Update – 1/15
Continuing on the thread of finally losing some of this weight I gained that I wrote about first on 1/8, today is the weekly update.
On 1/2, I kicked the effort off. That day, I stepped on the scale, and it was an eye-boggling 263.2 pounds.
I will be honest, I had been hiding from the scale, and this number shocked me, but I was not surprised.
While it isn’t a New Year’s resolution, as I know that would be doomed to failure, it was a wake up call.
Today, when I woke up and stepped on the scale, it read 254.4 pounds. Of course, in the first week, I lost about 5#’s of probable water weight, so that lead to a precipitous decline that wasn’t real. Now I am settling into a routine.
The hard things
For me, it has always been about self control. I am a “stress eater”. When life is stressful, and as a product manager, I live on stress, I compensate with snacking, and other unhealthy habits.
The first few weeks of a real diet effort for me is adjusting to a lower caloric intake. Enough that I am not hungry, switching to healthier choices (with one exception that I will discuss later), and cutting out the between meal munchies.
Breakfast is cereal, measured, with 1% milk. Lunch is a skimpy sandwich, on whole wheat bread, with a yogurt and a small piece of cheese. Dinner is a healthy salad (with some goodies like dried cranberries, and crumbled feta cheese) with a modest dressing, and a lean cuisine frozen meal.

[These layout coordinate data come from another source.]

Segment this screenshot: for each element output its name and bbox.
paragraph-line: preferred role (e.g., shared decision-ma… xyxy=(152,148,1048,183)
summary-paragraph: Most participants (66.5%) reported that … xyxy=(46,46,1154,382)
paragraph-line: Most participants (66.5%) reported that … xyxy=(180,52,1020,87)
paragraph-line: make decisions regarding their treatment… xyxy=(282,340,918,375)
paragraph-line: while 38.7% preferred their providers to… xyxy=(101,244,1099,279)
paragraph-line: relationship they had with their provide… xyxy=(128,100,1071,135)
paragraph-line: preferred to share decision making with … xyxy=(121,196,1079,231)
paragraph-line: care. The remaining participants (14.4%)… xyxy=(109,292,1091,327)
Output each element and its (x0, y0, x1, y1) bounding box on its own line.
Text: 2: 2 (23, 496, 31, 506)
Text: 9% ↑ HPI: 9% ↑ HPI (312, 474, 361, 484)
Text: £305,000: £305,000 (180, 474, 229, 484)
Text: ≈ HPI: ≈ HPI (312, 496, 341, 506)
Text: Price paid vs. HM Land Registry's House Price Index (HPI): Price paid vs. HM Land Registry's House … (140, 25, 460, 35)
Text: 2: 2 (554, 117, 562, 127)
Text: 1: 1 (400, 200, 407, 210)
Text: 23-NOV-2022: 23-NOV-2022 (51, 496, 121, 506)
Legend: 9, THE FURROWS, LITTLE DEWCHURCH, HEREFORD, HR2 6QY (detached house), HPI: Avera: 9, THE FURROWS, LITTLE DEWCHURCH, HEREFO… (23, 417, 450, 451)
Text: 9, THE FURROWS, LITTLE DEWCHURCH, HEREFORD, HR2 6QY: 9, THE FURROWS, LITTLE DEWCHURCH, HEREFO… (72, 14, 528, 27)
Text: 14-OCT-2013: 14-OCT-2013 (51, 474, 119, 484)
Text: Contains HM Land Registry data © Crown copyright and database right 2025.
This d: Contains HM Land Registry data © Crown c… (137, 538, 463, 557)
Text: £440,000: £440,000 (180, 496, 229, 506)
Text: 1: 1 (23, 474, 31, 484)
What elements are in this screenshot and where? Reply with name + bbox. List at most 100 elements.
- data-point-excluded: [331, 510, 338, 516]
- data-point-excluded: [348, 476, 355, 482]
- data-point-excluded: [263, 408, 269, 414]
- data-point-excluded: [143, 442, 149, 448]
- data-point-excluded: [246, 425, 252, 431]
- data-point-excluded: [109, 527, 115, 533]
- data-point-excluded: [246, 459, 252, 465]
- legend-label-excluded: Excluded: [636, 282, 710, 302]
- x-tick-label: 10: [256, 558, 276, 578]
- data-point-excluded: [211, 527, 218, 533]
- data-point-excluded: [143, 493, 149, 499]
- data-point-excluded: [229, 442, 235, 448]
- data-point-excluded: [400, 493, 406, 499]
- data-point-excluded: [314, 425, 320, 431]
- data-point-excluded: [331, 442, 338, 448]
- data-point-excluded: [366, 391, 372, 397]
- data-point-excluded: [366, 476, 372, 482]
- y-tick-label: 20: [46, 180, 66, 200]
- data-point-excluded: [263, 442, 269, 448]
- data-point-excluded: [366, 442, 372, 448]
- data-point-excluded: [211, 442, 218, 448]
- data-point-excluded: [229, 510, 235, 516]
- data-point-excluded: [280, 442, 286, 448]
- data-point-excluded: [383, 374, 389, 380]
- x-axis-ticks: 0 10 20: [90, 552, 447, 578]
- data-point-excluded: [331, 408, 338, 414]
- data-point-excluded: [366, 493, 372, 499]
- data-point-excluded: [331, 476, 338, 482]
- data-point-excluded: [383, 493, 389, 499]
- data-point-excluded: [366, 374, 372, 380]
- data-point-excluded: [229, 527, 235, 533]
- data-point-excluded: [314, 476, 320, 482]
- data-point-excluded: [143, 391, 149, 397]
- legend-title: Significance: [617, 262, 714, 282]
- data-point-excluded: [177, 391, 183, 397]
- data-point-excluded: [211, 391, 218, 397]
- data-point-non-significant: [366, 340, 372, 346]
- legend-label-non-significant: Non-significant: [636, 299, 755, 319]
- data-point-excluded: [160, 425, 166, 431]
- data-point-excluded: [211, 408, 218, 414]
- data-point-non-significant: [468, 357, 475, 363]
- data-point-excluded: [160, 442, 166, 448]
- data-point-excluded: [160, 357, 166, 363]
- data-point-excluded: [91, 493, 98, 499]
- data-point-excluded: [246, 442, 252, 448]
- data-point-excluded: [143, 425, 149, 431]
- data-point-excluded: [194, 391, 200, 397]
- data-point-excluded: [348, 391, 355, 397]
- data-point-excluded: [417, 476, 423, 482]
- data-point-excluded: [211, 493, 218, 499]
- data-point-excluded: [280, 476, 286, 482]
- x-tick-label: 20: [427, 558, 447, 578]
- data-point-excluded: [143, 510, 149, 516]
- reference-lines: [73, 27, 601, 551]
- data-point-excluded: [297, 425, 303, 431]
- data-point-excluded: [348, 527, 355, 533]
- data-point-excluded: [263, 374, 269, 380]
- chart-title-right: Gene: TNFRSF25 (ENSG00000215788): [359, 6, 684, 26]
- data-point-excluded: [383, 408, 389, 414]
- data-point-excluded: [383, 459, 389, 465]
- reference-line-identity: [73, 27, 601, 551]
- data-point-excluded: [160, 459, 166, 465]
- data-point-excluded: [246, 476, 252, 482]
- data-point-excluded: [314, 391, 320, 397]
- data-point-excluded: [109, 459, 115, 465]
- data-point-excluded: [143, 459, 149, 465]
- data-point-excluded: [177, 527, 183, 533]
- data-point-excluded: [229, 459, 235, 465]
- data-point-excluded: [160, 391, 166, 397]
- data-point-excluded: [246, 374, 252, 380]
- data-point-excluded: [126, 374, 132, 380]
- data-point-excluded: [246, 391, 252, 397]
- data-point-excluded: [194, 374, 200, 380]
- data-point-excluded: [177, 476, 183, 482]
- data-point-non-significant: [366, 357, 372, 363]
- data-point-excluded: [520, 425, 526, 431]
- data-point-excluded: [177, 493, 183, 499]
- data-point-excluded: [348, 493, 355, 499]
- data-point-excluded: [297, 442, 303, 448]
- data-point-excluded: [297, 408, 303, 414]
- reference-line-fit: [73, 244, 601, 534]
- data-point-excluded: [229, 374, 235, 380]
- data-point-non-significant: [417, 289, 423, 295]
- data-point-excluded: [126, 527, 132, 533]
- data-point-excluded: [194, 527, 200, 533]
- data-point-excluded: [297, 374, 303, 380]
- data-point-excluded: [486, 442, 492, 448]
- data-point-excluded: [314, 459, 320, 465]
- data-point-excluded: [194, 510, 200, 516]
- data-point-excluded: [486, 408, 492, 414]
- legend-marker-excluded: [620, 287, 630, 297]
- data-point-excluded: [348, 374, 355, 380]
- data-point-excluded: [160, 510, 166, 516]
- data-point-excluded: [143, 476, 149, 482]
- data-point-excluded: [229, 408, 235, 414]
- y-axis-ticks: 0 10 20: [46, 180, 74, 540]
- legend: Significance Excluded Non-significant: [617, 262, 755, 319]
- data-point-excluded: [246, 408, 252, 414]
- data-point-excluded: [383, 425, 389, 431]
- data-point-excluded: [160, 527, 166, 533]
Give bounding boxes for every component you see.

No desserts. In fact, since January 2, I have not had any chocolate. That might be a record for me.
The bad thing
One thing that I know isn’t great is the lean cuisine frozen meal. They are chocked full of sodium, to enhance the flavor, often at my limit for the recommended daily dose. But the alternative is to cook, and I love to cook.

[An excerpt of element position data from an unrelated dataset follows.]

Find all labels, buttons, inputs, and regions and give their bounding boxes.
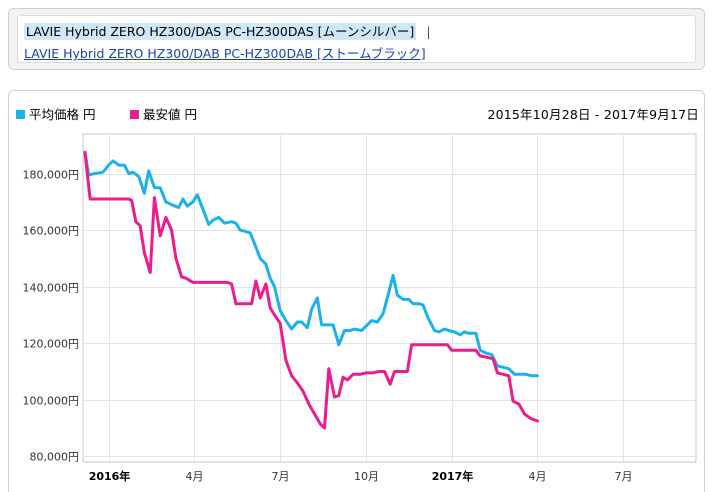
y-tick-label: 100,000円 [23, 395, 80, 408]
legend-min-label: 最安値 円 [143, 107, 197, 122]
plot-area [82, 133, 697, 463]
y-tick-label: 80,000円 [30, 451, 80, 464]
variant-row-current: LAVIE Hybrid ZERO HZ300/DAS PC-HZ300DAS … [24, 21, 431, 40]
x-tick-label: 7月 [615, 470, 633, 483]
variant-link-black[interactable]: LAVIE Hybrid ZERO HZ300/DAB PC-HZ300DAB … [24, 46, 426, 61]
legend-avg-label: 平均価格 円 [29, 107, 96, 122]
x-tick-label: 2016年 [89, 469, 131, 483]
y-tick-label: 120,000円 [23, 338, 80, 351]
x-tick-label: 4月 [529, 470, 547, 483]
x-tick-label: 2017年 [432, 469, 474, 483]
legend-avg-swatch [16, 110, 25, 119]
variant-separator: | [426, 24, 431, 39]
date-range: 2015年10月28日 - 2017年9月17日 [487, 107, 699, 122]
variant-row-other: LAVIE Hybrid ZERO HZ300/DAB PC-HZ300DAB … [24, 43, 426, 62]
y-tick-label: 140,000円 [23, 282, 80, 295]
variant-current-label: LAVIE Hybrid ZERO HZ300/DAS PC-HZ300DAS … [24, 23, 417, 40]
legend-min-swatch [130, 110, 139, 119]
legend-min[interactable]: 最安値 円 [130, 104, 197, 123]
y-tick-label: 180,000円 [23, 169, 80, 182]
x-tick-label: 4月 [186, 470, 204, 483]
x-tick-label: 10月 [354, 470, 379, 483]
x-tick-label: 7月 [272, 470, 290, 483]
y-tick-label: 160,000円 [23, 225, 80, 238]
price-chart-panel [8, 90, 705, 492]
chart-header: 平均価格 円 最安値 円 2015年10月28日 - 2017年9月17日 [0, 104, 715, 122]
min-price-line [83, 150, 539, 430]
avg-price-line [83, 150, 539, 378]
legend-avg[interactable]: 平均価格 円 [16, 104, 95, 123]
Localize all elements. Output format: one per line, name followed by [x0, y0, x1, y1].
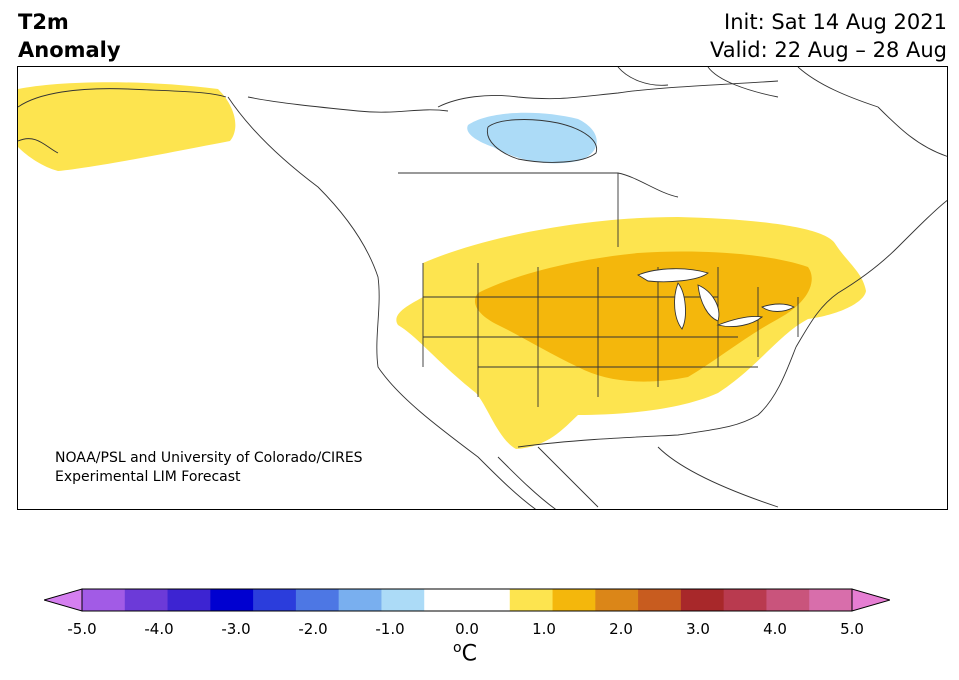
colorbar-segment: [467, 589, 511, 611]
title-line-2: Anomaly: [18, 38, 121, 62]
boundaries: [18, 67, 947, 509]
unit-letter: C: [461, 641, 477, 667]
lake-erie: [716, 316, 764, 328]
colorbar-segment: [253, 589, 297, 611]
credit-line-2: Experimental LIM Forecast: [55, 469, 241, 485]
midwest-warm-core-anomaly: [474, 251, 812, 382]
colorbar-segment: [82, 589, 126, 611]
map-title: T2m Anomaly: [18, 8, 121, 64]
lake-superior: [636, 268, 709, 283]
title-line-1: T2m: [18, 10, 69, 34]
credit-line-1: NOAA/PSL and University of Colorado/CIRE…: [55, 450, 363, 466]
lake-michigan: [674, 282, 686, 330]
colorbar-tick-label: -5.0: [67, 620, 97, 638]
colorbar-segment: [210, 589, 254, 611]
degree-sup: o: [453, 640, 462, 656]
north-america-map: [18, 67, 947, 509]
colorbar-extend-high: [851, 588, 890, 612]
colorbar-ticks: -5.0 -4.0 -3.0 -2.0 -1.0 0.0 1.0 2.0 3.0 4.0 5.0: [0, 620, 959, 640]
colorbar-tick-label: 4.0: [763, 620, 787, 638]
colorbar-tick-label: 1.0: [532, 620, 556, 638]
colorbar-segment: [424, 589, 468, 611]
colorbar-tick-label: -3.0: [221, 620, 251, 638]
lake-ontario: [761, 303, 795, 312]
colorbar-segment: [723, 589, 767, 611]
colorbar-segment: [638, 589, 682, 611]
lake-huron: [697, 284, 720, 322]
map-panel: [17, 66, 948, 510]
colorbar-tick-label: -1.0: [375, 620, 405, 638]
colorbar-tick-label: -4.0: [144, 620, 174, 638]
forecast-info: Init: Sat 14 Aug 2021 Valid: 22 Aug – 28…: [710, 8, 947, 64]
init-date: Init: Sat 14 Aug 2021: [724, 10, 947, 34]
alaska-warm-anomaly: [18, 82, 236, 171]
colorbar-unit: oC: [453, 640, 477, 666]
colorbar-tick-label: 0.0: [455, 620, 479, 638]
colorbar-tick-label: 2.0: [609, 620, 633, 638]
colorbar-outline: [81, 588, 853, 612]
colorbar-tick-label: -2.0: [298, 620, 328, 638]
credit-text: NOAA/PSL and University of Colorado/CIRE…: [55, 449, 363, 487]
great-lakes: [636, 268, 795, 330]
colorbar-segment: [809, 589, 853, 611]
colorbar-segment: [509, 589, 554, 611]
colorbar-extend-low: [44, 588, 83, 612]
colorbar-segment: [552, 589, 596, 611]
hudson-bay-cool-anomaly: [467, 112, 597, 164]
colorbar: [44, 588, 890, 612]
colorbar-segment: [167, 589, 211, 611]
colorbar-segment: [295, 589, 340, 611]
colorbar-segment: [766, 589, 810, 611]
colorbar-segment: [595, 589, 639, 611]
colorbar-tick-label: 3.0: [686, 620, 710, 638]
colorbar-segment: [381, 589, 425, 611]
colorbar-segment: [124, 589, 169, 611]
colorbar-segment: [338, 589, 382, 611]
colorbar-segment: [680, 589, 725, 611]
colorbar-tick-label: 5.0: [840, 620, 864, 638]
valid-range: Valid: 22 Aug – 28 Aug: [709, 38, 947, 62]
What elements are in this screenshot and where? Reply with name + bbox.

The problem with a meal I prepare is that portion control is impossible. It is there, so I eat it.
Lean Cuisine, while not the healthiest option, is portion controlled, and that for me is the difference, and worth the salt bomb.
One piece of advice that all diets recommend is to not step on the scale each day. A proper diet will have ups and downs, and to prevent the despair that often derails the efforts, the recommendation is to weigh yourself once a week, and track it with that granularity.
I get that. But for me, it isn’t workable. I am a geek, and a quasi metrologist (by training and background), so I like to measure things.
And for me, one of the great motivators is to see, in as close to real time as possible, how my weight is changing. Thus, the daily routine is wake up, step on the scale, start the coffee, and measure my blood pressure/pulse rate.
Of course, my Perfect Diet Tracker tells me I am losing weight too fast, and it is probably true, but it is like a bike ride, where I am competing against myself. I can’t help it.